De la cessation de payements, de la déclaration de faillite,
et de leurs effets.

4. Le projet de loi conserve la disposition empruntée par le code aux plus anciens statuts des marchands, qui a pour objet de déterminer le caractère auquel on reconnait la faillite. La ponctualité dans l'exécution des engagements commerciaux est si essentielle qu'une maison ne peut cesser ses payements sans que son existenee commerciale, privée du crédit qui en est l'âme, ne soit par cela même interrompue. Un résultat si important, qui affecte l'état du débiteur, n'est point sans doute attaché à quelques protêts isolés, et l'art. 441 c. com. a l'inconvénient de présenter, comme des symptômes de la faillite, un certain nombre de circonstances extérieures sur la portée desquelles les tribunaux ont pu quelquefois se tromper. La loi risque d'égarer en cherchant à décomposer, dans ses éléments, le fait complexe de la cessation de payements, qui, sans être absolue, doit être assez générale pour caractériser la situation du commerçant qu'il s'agit de déclarer en faillite. Il vaut mieux laisser le tribunal juge de l'ensemble des circonstances, que son expérience commerciale le met à portée d'apprécier sainement.
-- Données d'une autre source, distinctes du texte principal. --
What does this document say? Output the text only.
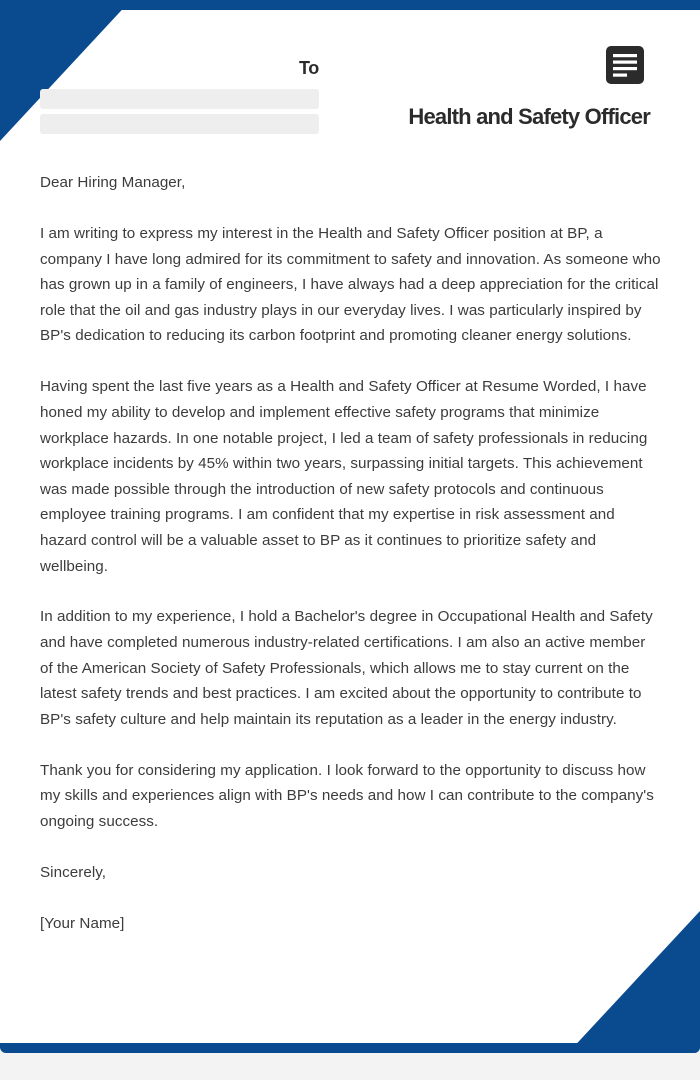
To
Health and Safety Officer

Dear Hiring Manager,

I am writing to express my interest in the Health and Safety Officer position at BP, a company I have long admired for its commitment to safety and innovation. As someone who has grown up in a family of engineers, I have always had a deep appreciation for the critical role that the oil and gas industry plays in our everyday lives. I was particularly inspired by BP's dedication to reducing its carbon footprint and promoting cleaner energy solutions.

Having spent the last five years as a Health and Safety Officer at Resume Worded, I have honed my ability to develop and implement effective safety programs that minimize workplace hazards. In one notable project, I led a team of safety professionals in reducing workplace incidents by 45% within two years, surpassing initial targets. This achievement was made possible through the introduction of new safety protocols and continuous employee training programs. I am confident that my expertise in risk assessment and hazard control will be a valuable asset to BP as it continues to prioritize safety and wellbeing.

In addition to my experience, I hold a Bachelor's degree in Occupational Health and Safety and have completed numerous industry-related certifications. I am also an active member of the American Society of Safety Professionals, which allows me to stay current on the latest safety trends and best practices. I am excited about the opportunity to contribute to BP's safety culture and help maintain its reputation as a leader in the energy industry.

Thank you for considering my application. I look forward to the opportunity to discuss how my skills and experiences align with BP's needs and how I can contribute to the company's ongoing success.

Sincerely,

[Your Name]
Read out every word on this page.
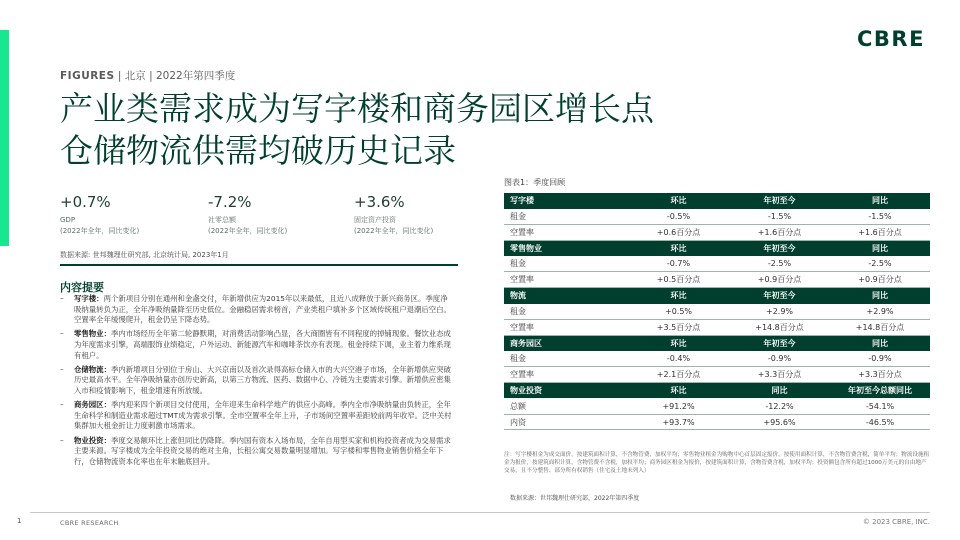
CBRE
FIGURES | 北京 | 2022年第四季度
产业类需求成为写字楼和商务园区增长点
仓储物流供需均破历史记录
+0.7%
GDP
(2022年全年，同比变化)
-7.2%
社零总额
(2022年全年，同比变化)
+3.6%
固定资产投资
(2022年全年，同比变化)
数据来源: 世邦魏理仕研究部, 北京统计局, 2023年1月
内容提要
– 写字楼：两个新项目分别在通州和金盏交付，年新增供应为2015年以来最低，且近八成释放于新兴商务区。季度净吸纳量转负为正，全年净吸纳量降至历史低位。金融稳居需求榜首，产业类租户填补多个区域传统租户退潮后空白。空置率全年缓慢爬升，租金仍呈下降态势。
– 零售物业：季内市场经历全年第二轮静默期，对消费活动影响凸显，各大商圈皆有不同程度的掉铺现象。餐饮业态成为年度需求引擎，高端服饰业绩稳定，户外运动、新能源汽车和咖啡茶饮亦有表现。租金持续下调，业主着力维系现有租户。
– 仓储物流：季内新增项目分别位于房山、大兴京南以及首次录得高标仓储入市的大兴空港子市场，全年新增供应突破历史最高水平。全年净吸纳量亦创历史新高，以第三方物流、医药、数据中心、冷链为主要需求引擎。新增供应密集入市和疫情影响下，租金增速有所放缓。
– 商务园区：季内迎来四个新项目交付使用，全年迎来生命科学地产的供应小高峰。季内全市净吸纳量由负转正，全年生命科学和制造业需求超过TMT成为需求引擎。全市空置率全年上升，子市场间空置率差距较前两年收窄。泛中关村集群加大租金折让力度刺激市场需求。
– 物业投资：季度交易额环比上涨但同比仍降降。季内国有资本入场布局，全年自用型买家和机构投资者成为交易需求主要来源。写字楼成为全年投资交易的绝对主角，长租公寓交易数量明显增加。写字楼和零售物业销售价格全年下行，仓储物流资本化率也在年末触底回升。
图表1：季度回顾
写字楼	环比	年初至今	同比
租金	-0.5%	-1.5%	-1.5%
空置率	+0.6百分点	+1.6百分点	+1.6百分点
零售物业	环比	年初至今	同比
租金	-0.7%	-2.5%	-2.5%
空置率	+0.5百分点	+0.9百分点	+0.9百分点
物流	环比	年初至今	同比
租金	+0.5%	+2.9%	+2.9%
空置率	+3.5百分点	+14.8百分点	+14.8百分点
商务园区	环比	年初至今	同比
租金	-0.4%	-0.9%	-0.9%
空置率	+2.1百分点	+3.3百分点	+3.3百分点
物业投资	环比	同比	年初至今总额同比
总额	+91.2%	-12.2%	-54.1%
内资	+93.7%	+95.6%	-46.5%
注：写字楼租金为成交面价，按建筑面积计算，不含物管费，加权平均；零售物业租金为购物中心首层固定报价，按使用面积计算，不含物管费含税，简单平均；物流设施租金为报价，按建筑面积计算，含物管费不含税，加权平均；商务园区租金为报价，按建筑面积计算，含物管费含税，加权平均；投资额包含所有超过1000万美元的自由地产交易，且不分整售、部分所有权销售（住宅及土地未列入）
数据来源：世邦魏理仕研究部，2022年第四季度
1	CBRE RESEARCH	© 2023 CBRE, INC.
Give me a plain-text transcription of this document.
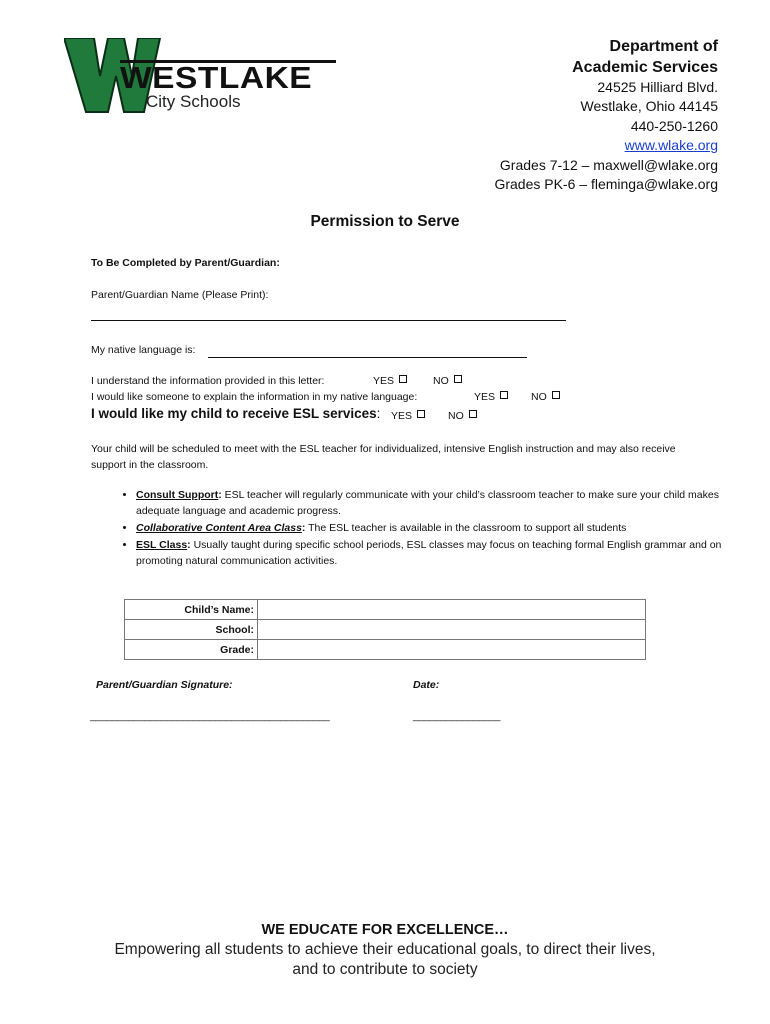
WESTLAKE
City Schools
Department of
Academic Services
24525 Hilliard Blvd.
Westlake, Ohio 44145
440-250-1260
www.wlake.org
Grades 7-12 – maxwell@wlake.org
Grades PK-6 – fleminga@wlake.org
Permission to Serve
To Be Completed by Parent/Guardian:
Parent/Guardian Name (Please Print):
My native language is:
I understand the information provided in this letter:	YES	NO
I would like someone to explain the information in my native language:	YES	NO
I would like my child to receive ESL services: YES	NO
Your child will be scheduled to meet with the ESL teacher for individualized, intensive English instruction and may also receive support in the classroom.
• Consult Support: ESL teacher will regularly communicate with your child’s classroom teacher to make sure your child makes adequate language and academic progress.
• Collaborative Content Area Class: The ESL teacher is available in the classroom to support all students
• ESL Class: Usually taught during specific school periods, ESL classes may focus on teaching formal English grammar and on promoting natural communication activities.
Child’s Name:	
School:	
Grade:	
Parent/Guardian Signature:	Date:
____________________________________________	________________
WE EDUCATE FOR EXCELLENCE…
Empowering all students to achieve their educational goals, to direct their lives,
and to contribute to society
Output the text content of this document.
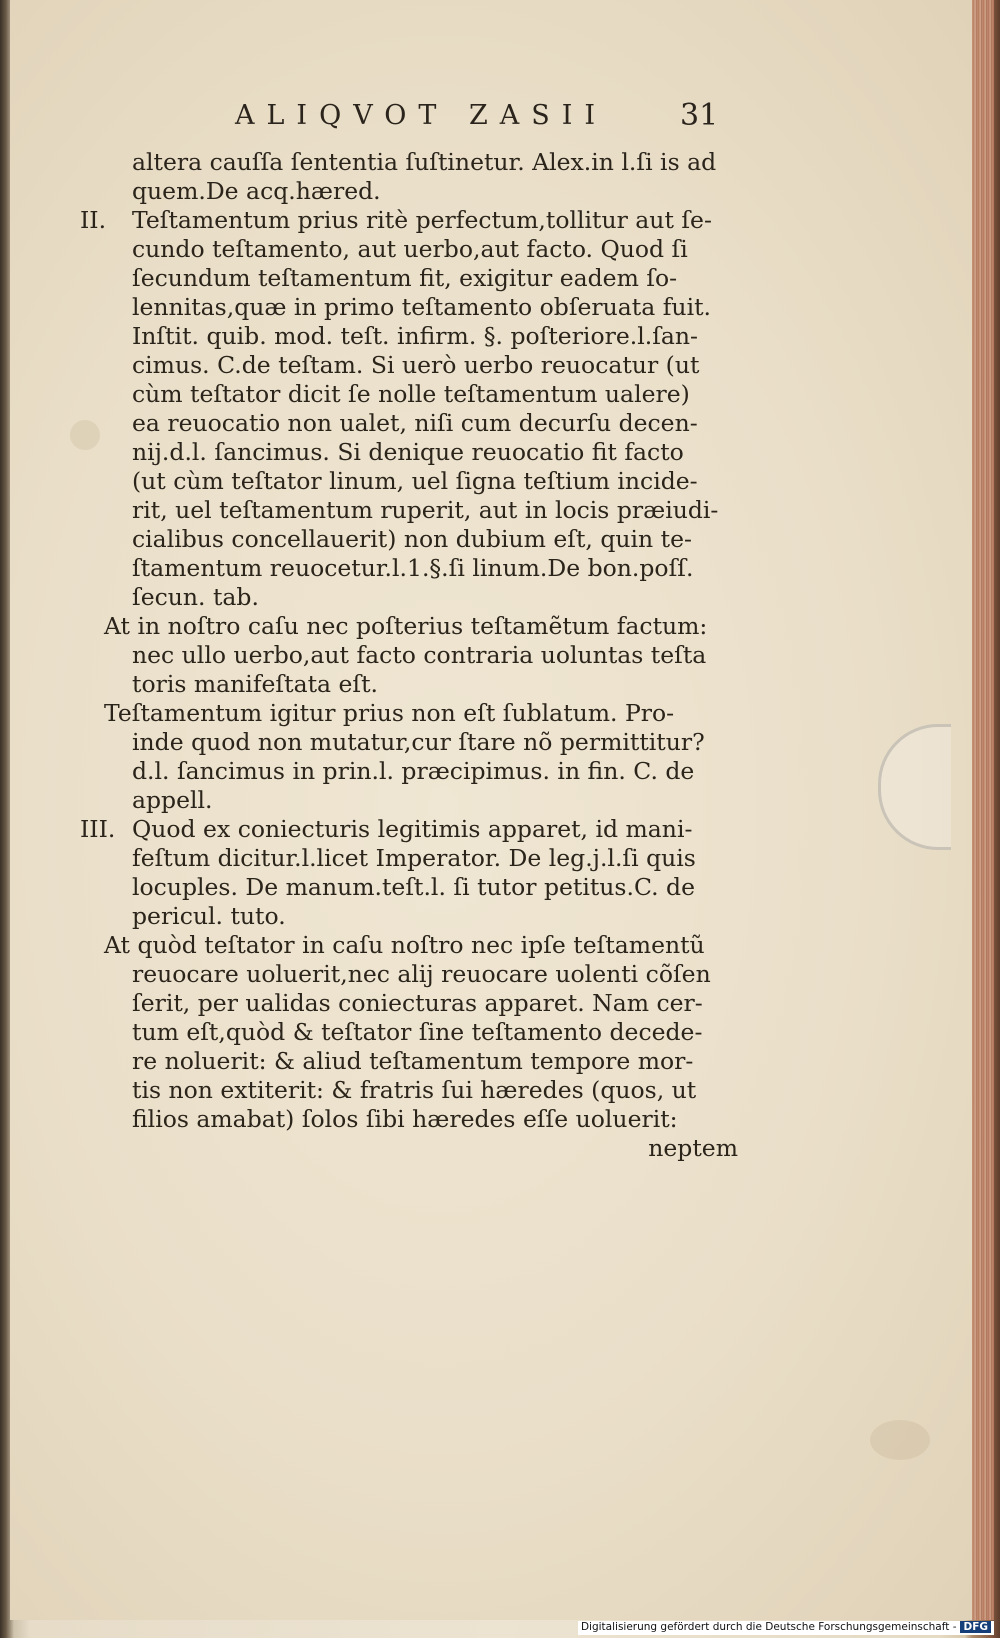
ALIQVOT ZASII	31
altera cauſſa ſententia ſuſtinetur. Alex.in l.ſi is ad
quem.De acq.hæred.
II. Teſtamentum prius ritè perfectum,tollitur aut ſe-
cundo teſtamento, aut uerbo,aut facto. Quod ſi
ſecundum teſtamentum fit, exigitur eadem ſo-
lennitas,quæ in primo teſtamento obſeruata fuit.
Inſtit. quib. mod. teſt. infirm. §. poſteriore.l.ſan-
cimus. C.de teſtam. Si uerò uerbo reuocatur (ut
cùm teſtator dicit ſe nolle teſtamentum ualere)
ea reuocatio non ualet, niſi cum decurſu decen-
nij.d.l. ſancimus. Si denique reuocatio fit facto
(ut cùm teſtator linum, uel ſigna teſtium incide-
rit, uel teſtamentum ruperit, aut in locis præiudi-
cialibus concellauerit) non dubium eſt, quin te-
ſtamentum reuocetur.l.1.§.ſi linum.De bon.poſſ.
ſecun. tab.
At in noſtro caſu nec poſterius teſtamẽtum factum:
nec ullo uerbo,aut facto contraria uoluntas teſta
toris manifeſtata eſt.
Teſtamentum igitur prius non eſt ſublatum. Pro-
inde quod non mutatur,cur ſtare nõ permittitur?
d.l. ſancimus in prin.l. præcipimus. in fin. C. de
appell.
III. Quod ex coniecturis legitimis apparet, id mani-
feſtum dicitur.l.licet Imperator. De leg.j.l.ſi quis
locuples. De manum.teſt.l. ſi tutor petitus.C. de
pericul. tuto.
At quòd teſtator in caſu noſtro nec ipſe teſtamentũ
reuocare uoluerit,nec alij reuocare uolenti cõſen
ſerit, per ualidas coniecturas apparet. Nam cer-
tum eſt,quòd & teſtator ſine teſtamento decede-
re noluerit: & aliud teſtamentum tempore mor-
tis non extiterit: & fratris ſui hæredes (quos, ut
filios amabat) ſolos ſibi hæredes eſſe uoluerit:
neptem
Digitalisierung gefördert durch die Deutsche Forschungsgemeinschaft - DFG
5. Proclamer que la cessation des payements caractérise la faillite, c'est avoir implicitement repoussé la proposition de reconnaître un état de suspension de payements auquel certaines immunités seraient attachées par la loi. Comment, en effet, les tribunaux pourraient-ils distinguer la cessation des payements de leur simple suspension? On voudrait que cette situation nouvelle fût réservée au négociant qui ne serait point insolvable. Mais, pour s'assurer de sa solvabilité, il faudrait se livrer à toutes les vérifications établies par la procédure de faillite, et même aller jusqu'à la vente des biens, qui peut seule faire connaître leur valeur. Autrement, on ne peut apprécier la solvabilité d'un négociant que par son crédit, qui a pour mesure la confiance que ses créanciers lui accordent. Il faut donc abandonner au libre consentement des créanciers ces arrangements qui supposent le crédit et la solvabilité du débiteur. Si quelques-uns des créanciers s'y refusent, on ne peut leur imposer des sacrifices qu'après toutes les épreuves qui en démontrent la nécessité. Suspendre les droits individuels des créanciers, sans leur assurer les garanlies qui résultent du régime de la faillite, ce serait renouveler les abus des anciennes lettres de répit et des arrêts de surséance.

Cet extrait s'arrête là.